Ziel ist die Partnerschule „Yuan-Hua-Cun“ (Blumengartenschule) in Peking, eine der Pekinger Pädagogischen Universität angeschlossene Muster-Mittelschule mit dem für Deutsche schier unaussprechlichen amtlichen Namen „Shoudu Shifan Daxue di er fushu Zhongxue“. Mehr als ein Jahr haben die Schüler Vokabeln gelernt und Redewendungen geübt. Jetzt wird es ernst. Die Koffer werden gepackt, letzte Reisevorbereitungen getroffen.

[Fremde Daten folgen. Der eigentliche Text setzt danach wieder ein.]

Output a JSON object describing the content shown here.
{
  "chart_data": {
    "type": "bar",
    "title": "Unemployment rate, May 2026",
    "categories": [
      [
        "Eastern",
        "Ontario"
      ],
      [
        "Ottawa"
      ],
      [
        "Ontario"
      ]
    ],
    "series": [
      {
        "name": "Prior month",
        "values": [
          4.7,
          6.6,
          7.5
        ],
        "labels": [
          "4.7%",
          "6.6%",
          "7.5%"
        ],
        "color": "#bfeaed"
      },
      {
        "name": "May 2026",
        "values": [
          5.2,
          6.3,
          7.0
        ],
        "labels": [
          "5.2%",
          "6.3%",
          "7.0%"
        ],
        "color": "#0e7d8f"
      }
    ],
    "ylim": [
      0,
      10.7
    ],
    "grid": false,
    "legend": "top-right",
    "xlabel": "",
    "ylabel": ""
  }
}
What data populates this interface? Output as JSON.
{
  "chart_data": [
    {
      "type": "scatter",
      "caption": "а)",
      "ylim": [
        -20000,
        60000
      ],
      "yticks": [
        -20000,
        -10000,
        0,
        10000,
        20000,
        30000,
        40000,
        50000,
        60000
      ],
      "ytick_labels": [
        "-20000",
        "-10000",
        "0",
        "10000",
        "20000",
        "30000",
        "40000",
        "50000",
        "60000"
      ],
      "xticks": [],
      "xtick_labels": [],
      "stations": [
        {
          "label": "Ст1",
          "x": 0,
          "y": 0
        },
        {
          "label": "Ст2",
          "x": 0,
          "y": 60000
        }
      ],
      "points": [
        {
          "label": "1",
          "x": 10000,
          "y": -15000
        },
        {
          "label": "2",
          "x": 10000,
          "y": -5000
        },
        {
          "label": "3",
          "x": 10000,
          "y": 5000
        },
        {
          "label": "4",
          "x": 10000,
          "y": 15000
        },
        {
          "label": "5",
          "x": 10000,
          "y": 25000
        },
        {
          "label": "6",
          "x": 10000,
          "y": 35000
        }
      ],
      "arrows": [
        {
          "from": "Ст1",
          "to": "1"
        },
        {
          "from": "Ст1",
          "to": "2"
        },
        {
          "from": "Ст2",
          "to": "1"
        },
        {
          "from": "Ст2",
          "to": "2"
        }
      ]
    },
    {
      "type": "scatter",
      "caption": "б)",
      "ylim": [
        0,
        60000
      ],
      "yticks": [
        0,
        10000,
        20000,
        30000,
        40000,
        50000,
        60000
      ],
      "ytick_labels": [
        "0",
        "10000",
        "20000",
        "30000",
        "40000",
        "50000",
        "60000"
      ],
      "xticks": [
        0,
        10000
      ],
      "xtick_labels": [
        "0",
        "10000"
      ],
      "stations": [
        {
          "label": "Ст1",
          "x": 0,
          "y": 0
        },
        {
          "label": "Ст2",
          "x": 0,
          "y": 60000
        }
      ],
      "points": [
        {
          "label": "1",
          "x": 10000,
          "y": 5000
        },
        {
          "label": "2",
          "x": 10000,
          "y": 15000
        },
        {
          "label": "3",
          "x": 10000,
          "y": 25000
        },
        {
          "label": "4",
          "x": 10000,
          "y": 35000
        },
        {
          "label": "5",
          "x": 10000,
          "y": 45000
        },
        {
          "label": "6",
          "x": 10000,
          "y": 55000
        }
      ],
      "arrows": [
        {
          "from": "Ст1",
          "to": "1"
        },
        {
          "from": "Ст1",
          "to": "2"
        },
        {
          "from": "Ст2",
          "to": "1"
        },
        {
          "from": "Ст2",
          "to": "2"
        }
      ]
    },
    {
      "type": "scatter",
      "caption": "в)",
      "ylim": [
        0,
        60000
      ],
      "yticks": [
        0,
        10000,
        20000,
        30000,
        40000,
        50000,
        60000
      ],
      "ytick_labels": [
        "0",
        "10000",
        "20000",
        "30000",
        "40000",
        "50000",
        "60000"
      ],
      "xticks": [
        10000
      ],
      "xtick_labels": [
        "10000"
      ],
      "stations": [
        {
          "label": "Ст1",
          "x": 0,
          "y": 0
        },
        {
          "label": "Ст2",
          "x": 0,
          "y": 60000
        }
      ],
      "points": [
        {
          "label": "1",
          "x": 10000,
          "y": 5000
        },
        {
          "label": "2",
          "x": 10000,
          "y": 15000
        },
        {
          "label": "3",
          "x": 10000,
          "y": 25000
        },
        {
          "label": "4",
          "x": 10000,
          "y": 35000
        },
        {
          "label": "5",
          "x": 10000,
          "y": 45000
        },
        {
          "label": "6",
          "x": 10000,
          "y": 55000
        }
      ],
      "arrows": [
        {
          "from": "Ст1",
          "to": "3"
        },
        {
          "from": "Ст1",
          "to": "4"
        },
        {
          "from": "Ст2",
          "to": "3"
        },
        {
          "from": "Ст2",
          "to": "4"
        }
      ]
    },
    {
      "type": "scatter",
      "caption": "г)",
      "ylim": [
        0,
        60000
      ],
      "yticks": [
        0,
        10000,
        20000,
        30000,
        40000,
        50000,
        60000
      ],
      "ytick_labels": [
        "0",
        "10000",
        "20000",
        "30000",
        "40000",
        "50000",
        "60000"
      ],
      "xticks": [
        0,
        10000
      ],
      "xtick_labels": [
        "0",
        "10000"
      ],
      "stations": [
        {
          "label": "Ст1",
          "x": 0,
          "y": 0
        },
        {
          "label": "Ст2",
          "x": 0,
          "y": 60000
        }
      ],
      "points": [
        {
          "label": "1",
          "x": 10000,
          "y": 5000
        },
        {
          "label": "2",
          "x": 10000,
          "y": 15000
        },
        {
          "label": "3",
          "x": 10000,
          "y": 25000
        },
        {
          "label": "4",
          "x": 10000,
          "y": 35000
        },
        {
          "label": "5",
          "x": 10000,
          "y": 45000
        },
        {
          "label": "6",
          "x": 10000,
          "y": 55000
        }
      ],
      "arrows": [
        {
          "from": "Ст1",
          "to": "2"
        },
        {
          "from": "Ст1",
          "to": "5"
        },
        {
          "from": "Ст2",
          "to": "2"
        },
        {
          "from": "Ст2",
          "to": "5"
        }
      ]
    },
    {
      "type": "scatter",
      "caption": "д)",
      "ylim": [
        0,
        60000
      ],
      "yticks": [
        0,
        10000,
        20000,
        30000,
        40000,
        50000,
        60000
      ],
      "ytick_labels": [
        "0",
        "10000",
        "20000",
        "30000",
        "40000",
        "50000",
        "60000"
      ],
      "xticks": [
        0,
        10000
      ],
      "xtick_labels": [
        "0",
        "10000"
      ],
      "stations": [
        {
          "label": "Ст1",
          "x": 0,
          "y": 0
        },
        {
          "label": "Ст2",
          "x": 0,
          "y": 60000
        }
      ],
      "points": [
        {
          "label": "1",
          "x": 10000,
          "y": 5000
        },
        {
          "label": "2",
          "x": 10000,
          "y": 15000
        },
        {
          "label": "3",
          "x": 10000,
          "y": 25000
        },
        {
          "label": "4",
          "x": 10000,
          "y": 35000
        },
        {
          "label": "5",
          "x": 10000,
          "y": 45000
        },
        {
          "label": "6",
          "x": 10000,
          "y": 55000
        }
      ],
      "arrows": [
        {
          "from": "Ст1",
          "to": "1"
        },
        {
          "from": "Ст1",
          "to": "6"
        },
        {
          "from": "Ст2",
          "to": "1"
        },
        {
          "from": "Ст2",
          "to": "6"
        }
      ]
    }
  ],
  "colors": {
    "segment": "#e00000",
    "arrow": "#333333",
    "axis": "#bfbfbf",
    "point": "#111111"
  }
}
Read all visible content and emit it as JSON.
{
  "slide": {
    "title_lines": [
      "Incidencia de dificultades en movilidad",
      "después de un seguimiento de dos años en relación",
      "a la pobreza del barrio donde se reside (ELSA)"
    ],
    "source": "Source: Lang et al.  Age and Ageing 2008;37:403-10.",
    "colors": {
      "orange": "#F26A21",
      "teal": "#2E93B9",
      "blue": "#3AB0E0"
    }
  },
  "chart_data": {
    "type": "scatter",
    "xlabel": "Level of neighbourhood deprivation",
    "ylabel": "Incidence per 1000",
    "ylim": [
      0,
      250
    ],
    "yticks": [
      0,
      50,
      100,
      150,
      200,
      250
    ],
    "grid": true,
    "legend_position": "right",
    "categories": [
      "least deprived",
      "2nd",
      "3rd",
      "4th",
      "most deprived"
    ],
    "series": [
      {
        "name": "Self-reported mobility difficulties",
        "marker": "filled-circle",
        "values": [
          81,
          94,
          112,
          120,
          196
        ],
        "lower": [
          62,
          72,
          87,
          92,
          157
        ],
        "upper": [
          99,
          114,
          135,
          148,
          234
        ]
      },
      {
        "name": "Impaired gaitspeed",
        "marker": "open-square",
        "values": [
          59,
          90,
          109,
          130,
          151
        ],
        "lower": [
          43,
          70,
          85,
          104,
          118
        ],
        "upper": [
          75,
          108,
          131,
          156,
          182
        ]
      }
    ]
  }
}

Zwölf Tage soll der Aufenthalt, der für Anfang Mai geplant ist, dauern – Zeit genug, eine Stadt ein wenig genauer kennen zu lernen. Neben der Besichtigung der touristischen Attraktionen des alten China, dem Kaiserpalast, den Ming-Gräbern vor der Stadt, dem Himmelstempel und dem Sommerpalast, wird auch das neue China, insbesondere die modernen Bauwerke der Olympischen Spiele, ein wichtiger Programmpunkt der Reise sein. Unabhängig davon werden Fragen der Stadtentwicklung und Modernisierung der Megastadt Peking im Mittelpunkt stehen. Auch der für Austauschfahrten charakteristische Besuch des Unterrichts der Partnerschule gehört dazu. (nnp)



Quelle: www.nnp.de (o.g. Datum)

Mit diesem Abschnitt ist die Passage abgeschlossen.